Prospect Park residents are seeking to dim the brightness of LED street lights shining directly into neighborhood homes.
The Prospect Park Association sent a letter to the University of Minnesota and City of Minneapolis on Jan. 25 requesting them to dim LED street lights they own in the neighborhood. Residents also made design suggestions for future light installations in the neighborhood.
“LED lights are an incredibly cheap, efficient and bright way to do lighting,” said Evan Roberts, PPA Chair of Transportation & Safety. “One of the difficulties is that the light they put out can be too bright.”
PPA contacted the University because of the LED lights it owns along the campus Transitway. They contacted the City of Minneapolis because of the lights it owns throughout the neighborhood.
LED lights became more prevalent in Minneapolis after a 2015 street lighting plan and subsequent push by Xcel Energy to replace aging street lights in various parts of the city.
LED lights typically cost more than a traditional street light, but last three to four times longer and can cut annual electricity usage by up to 70 percent, said Diana McKeown, Metro Clean Energy Resource Team (CERT) Director at the Great Plains Institute.
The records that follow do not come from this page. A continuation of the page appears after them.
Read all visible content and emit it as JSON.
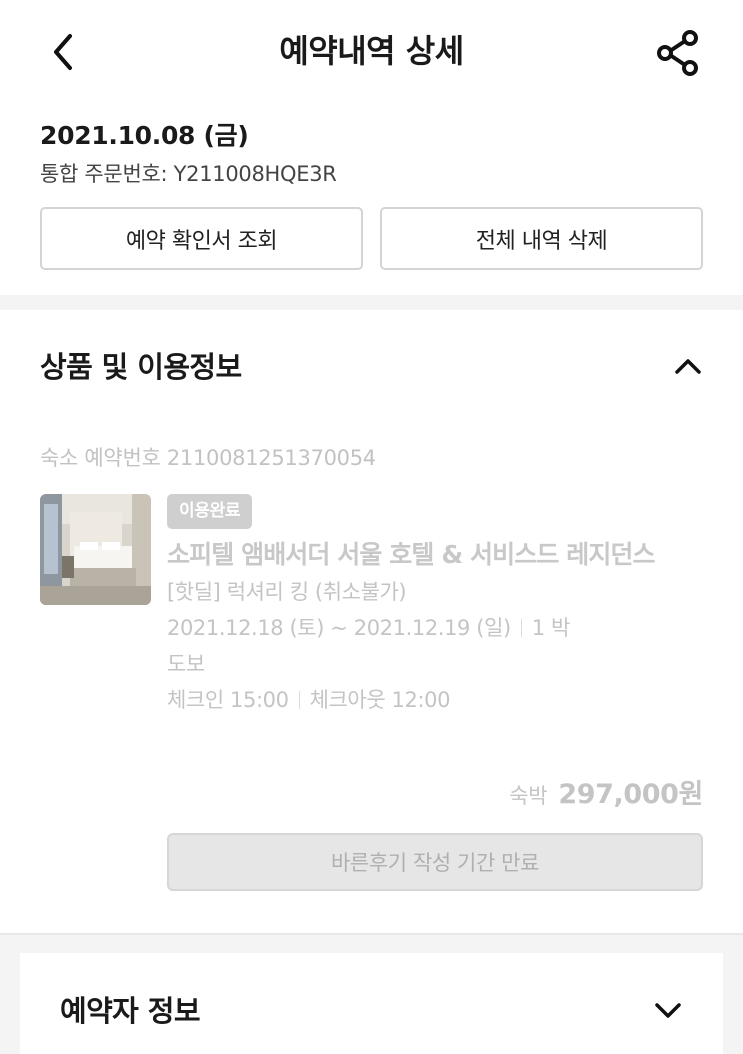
{
  "header": {
    "title": "예약내역 상세",
    "back_icon": "chevron-left-icon",
    "share_icon": "share-icon"
  },
  "order": {
    "date": "2021.10.08 (금)",
    "number_label": "통합 주문번호: ",
    "number_value": "Y211008HQE3R"
  },
  "actions": {
    "confirm_label": "예약 확인서 조회",
    "delete_label": "전체 내역 삭제"
  },
  "product_section": {
    "title": "상품 및 이용정보",
    "toggle_icon": "chevron-up-icon",
    "reservation_no_label": "숙소 예약번호 ",
    "reservation_no_value": "2110081251370054",
    "status_badge": "이용완료",
    "hotel_name": "소피텔 앰배서더 서울 호텔 & 서비스드 레지던스",
    "room_type": "[핫딜] 럭셔리 킹 (취소불가)",
    "stay_dates": "2021.12.18 (토) ~ 2021.12.19 (일)",
    "nights": "1 박",
    "transport": "도보",
    "checkin": "체크인 15:00",
    "checkout": "체크아웃 12:00",
    "price_label": "숙박",
    "price_value": "297,000원",
    "review_button": "바른후기 작성 기간 만료"
  },
  "booker_section": {
    "title": "예약자 정보",
    "toggle_icon": "chevron-down-icon"
  },
  "colors": {
    "primary_text": "#1a1a1a",
    "muted_text": "#c4c4c4",
    "badge_bg": "#cfcfcf",
    "divider": "#f4f4f4"
  }
}
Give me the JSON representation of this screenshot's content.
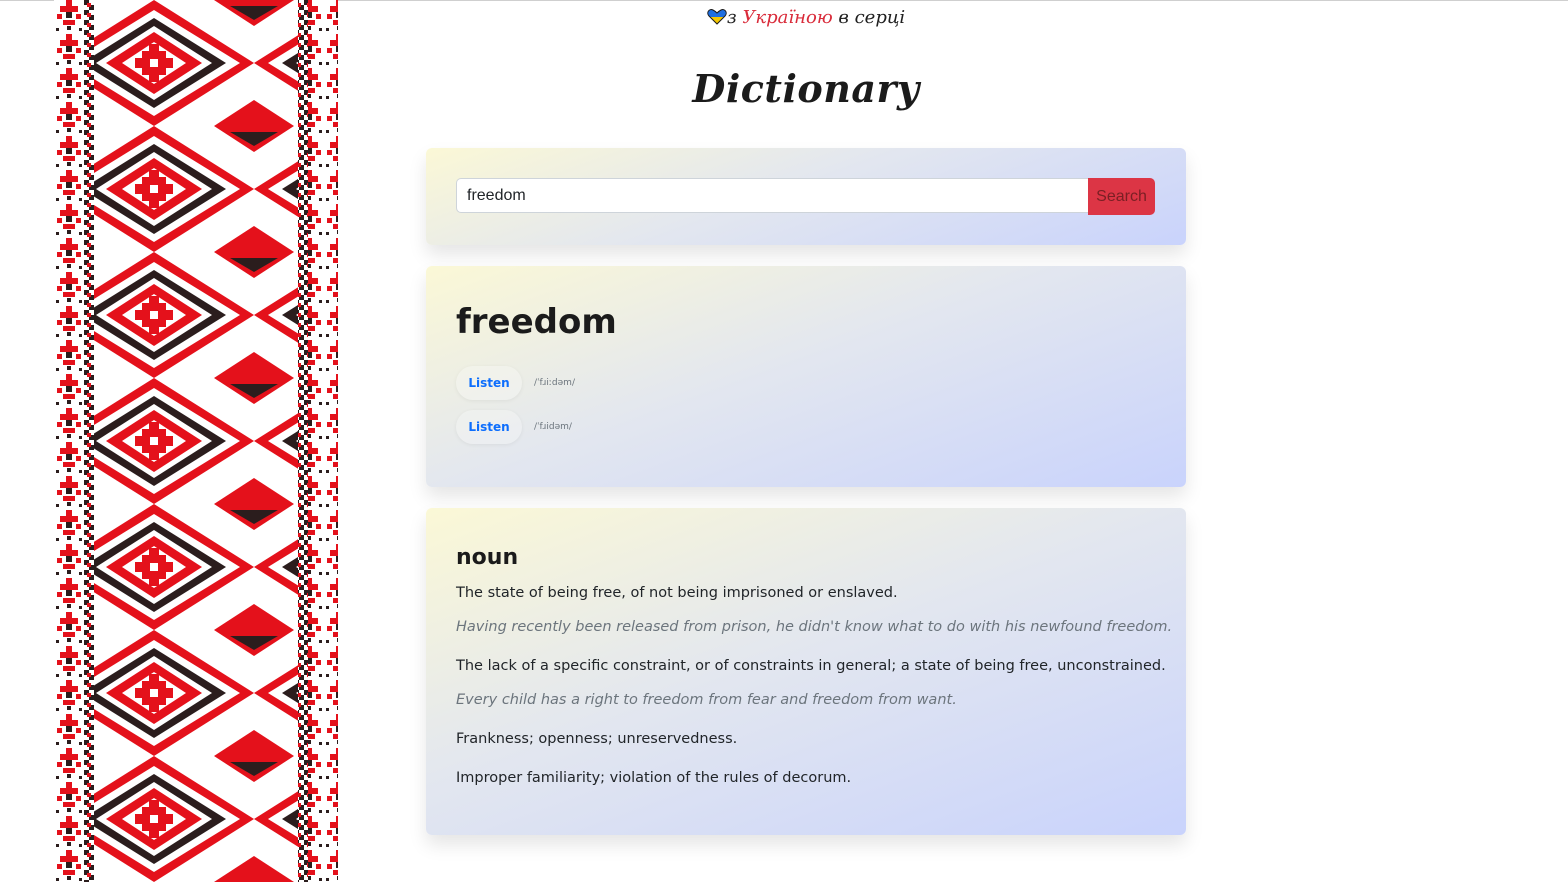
{
  "banner": {
    "prefix": "з ",
    "country": "Україною",
    "suffix": " в серці"
  },
  "app": {
    "title": "Dictionary"
  },
  "search": {
    "value": "freedom",
    "button_label": "Search"
  },
  "word": {
    "text": "freedom",
    "phonetics": [
      {
        "button_label": "Listen",
        "text": "/ˈfɹiːdəm/"
      },
      {
        "button_label": "Listen",
        "text": "/ˈfɹidəm/"
      }
    ]
  },
  "meaning": {
    "part_of_speech": "noun",
    "definitions": [
      {
        "text": "The state of being free, of not being imprisoned or enslaved.",
        "example": "Having recently been released from prison, he didn't know what to do with his newfound freedom."
      },
      {
        "text": "The lack of a specific constraint, or of constraints in general; a state of being free, unconstrained.",
        "example": "Every child has a right to freedom from fear and freedom from want."
      },
      {
        "text": "Frankness; openness; unreservedness."
      },
      {
        "text": "Improper familiarity; violation of the rules of decorum."
      }
    ]
  },
  "colors": {
    "accent": "#dc3545",
    "link": "#0d6efd",
    "ornament_red": "#e4111b",
    "ornament_dark": "#2b1d1d"
  },
  "icons": {
    "heart": "ukraine-heart-icon",
    "ornament": "embroidery-ornament"
  }
}
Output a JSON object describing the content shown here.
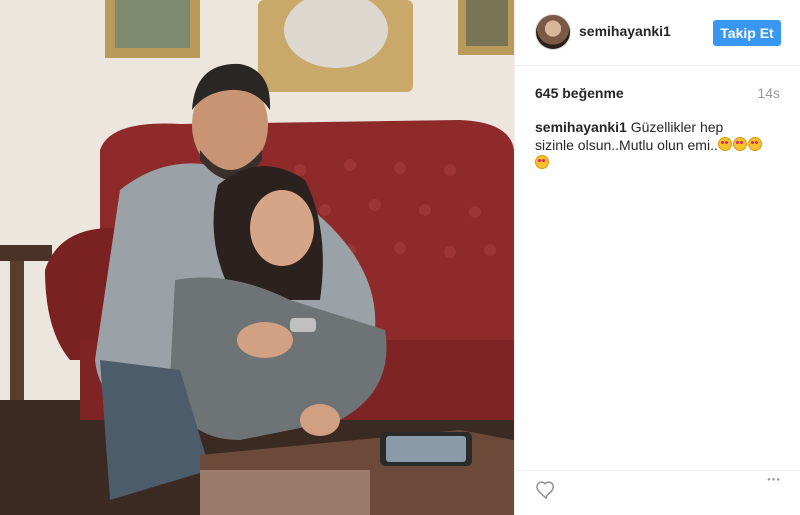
{
  "post": {
    "username": "semihayanki1",
    "follow_label": "Takip Et",
    "likes": "645 beğenme",
    "time": "14s",
    "caption": {
      "author": "semihayanki1",
      "text": "Güzellikler hep sizinle olsun..Mutlu olun emi..",
      "emoji_count": 4
    }
  },
  "colors": {
    "accent": "#3897f0",
    "sofa": "#8e2a2a"
  },
  "icons": {
    "like": "heart-icon",
    "more": "more-options-icon"
  }
}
“The consequences of those being too bright, is that they cause a lot of light pollution,” Roberts said. “It gets into peoples’ homes.”
Ward 2 Minneapolis City Council Member Cam Gordon, who received PPA’s letter, said he believes the association’s concerns are fair, despite his own preference for the energy-efficient lights.
“I have no reason to object to warmer or dimmer lights,” Gordon said. “Maybe the University can even take some leadership and come up with some pilot ideas.”
To deal with the intensity of the streetlights, PPA’s letter suggests dialing down the “temperature” of the lights from a “cool” 4000 kelvins, to a “warmer” 2700 kelvins. This would “minimize blue haze,” which can be visually impairing.
“As [the City] goes forward, [we want them] to consider reducing the color temperature, particularly near residences where people are exposed to them for a while,” Roberts said.
In addition to the temperature adjustment, Roberts hopes for better casing for the LED lights.
“[Currently, the lights] are installed in old lamp shades, [which] spreads the light out like a lighthouse,” Roberts said. “When you’re in a car, it’s easy to not notice it. But as a pedestrian, you can see it.”
McKeown said street lights at 3000 kelvins and lower are slightly less energy-efficient than the more standard 4000 kelvins, and not as bright.
“I think there is a way to work with this [issue], and make sure that it’s working for everyone,” McKeown said.